We have to find safe spaces with safe communities where we can share our challenges with others. We have to be willing to tells others the adversities we have been through and survived (all of this is within reason of course ... don't reveal those things so personal they will do you harm ... use the gauge of what would I willingly tell a stranger while waiting for the bus). I recently had the opportunity to present the case of a child who struggled in school due to eye troubles at an early age. It was something that took more than glasses to cure. It was a two year process followed by years of catch up. That child always felt a little behind with a slow reading rate. But, his retention rate was high, understanding strong, and eventually he went on to be an editor, author and more himself. I asked them to remember this child when they were struggling and be encouraged. I saved the bit about it being me for last. Many people were both surprised and encouraged. I wear my masks well too, you see.
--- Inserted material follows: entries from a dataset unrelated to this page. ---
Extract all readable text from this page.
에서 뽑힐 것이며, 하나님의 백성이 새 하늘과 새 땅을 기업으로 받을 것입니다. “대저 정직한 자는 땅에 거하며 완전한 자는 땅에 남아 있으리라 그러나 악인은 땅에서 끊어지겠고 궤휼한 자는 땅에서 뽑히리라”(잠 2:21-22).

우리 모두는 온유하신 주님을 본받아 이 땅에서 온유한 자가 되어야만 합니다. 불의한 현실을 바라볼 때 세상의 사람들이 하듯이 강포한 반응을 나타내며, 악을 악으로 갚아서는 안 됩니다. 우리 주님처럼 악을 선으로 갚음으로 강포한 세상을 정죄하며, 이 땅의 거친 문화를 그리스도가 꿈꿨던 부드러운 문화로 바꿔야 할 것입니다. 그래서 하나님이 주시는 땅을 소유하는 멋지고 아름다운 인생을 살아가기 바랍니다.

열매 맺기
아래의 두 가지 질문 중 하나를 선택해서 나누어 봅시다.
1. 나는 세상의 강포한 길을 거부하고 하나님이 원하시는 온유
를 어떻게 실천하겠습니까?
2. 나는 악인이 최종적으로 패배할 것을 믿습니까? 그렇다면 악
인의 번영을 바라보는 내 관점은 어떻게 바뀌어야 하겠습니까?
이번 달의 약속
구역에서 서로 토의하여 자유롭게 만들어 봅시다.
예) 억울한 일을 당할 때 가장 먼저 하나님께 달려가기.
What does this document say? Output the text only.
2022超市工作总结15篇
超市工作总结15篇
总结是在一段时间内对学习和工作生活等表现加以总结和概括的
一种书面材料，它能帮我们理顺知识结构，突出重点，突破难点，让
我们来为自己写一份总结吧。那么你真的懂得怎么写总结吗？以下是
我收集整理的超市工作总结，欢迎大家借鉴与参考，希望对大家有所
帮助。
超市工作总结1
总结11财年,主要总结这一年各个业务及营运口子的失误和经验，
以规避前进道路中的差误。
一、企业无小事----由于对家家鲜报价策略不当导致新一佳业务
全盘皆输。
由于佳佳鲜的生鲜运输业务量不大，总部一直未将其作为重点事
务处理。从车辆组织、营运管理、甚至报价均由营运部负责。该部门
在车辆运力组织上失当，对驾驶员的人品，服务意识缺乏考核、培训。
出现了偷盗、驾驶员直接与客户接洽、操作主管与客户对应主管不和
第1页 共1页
Part of telling your story well is remembering it. A storyteller who uses his own life story as his subject matter told me we all remember far more than we think we do from those earlier years. The trick is to start writing about a period in your life you wish to remember better. Start with a place (home, school, etc.) from that period and put down all the details you can remember. Move on to people and situations. He assures me the details will come, more of them than you thought possible. Use those stories to remind others we are all part of the human family, we have much more in common than we imagine, and we are all in this together.
Good luck. Oh, by the way, you may never know who you help or how much. Don't worry about that. Just keep telling your stories when appropriate and forget about the results. Just do good.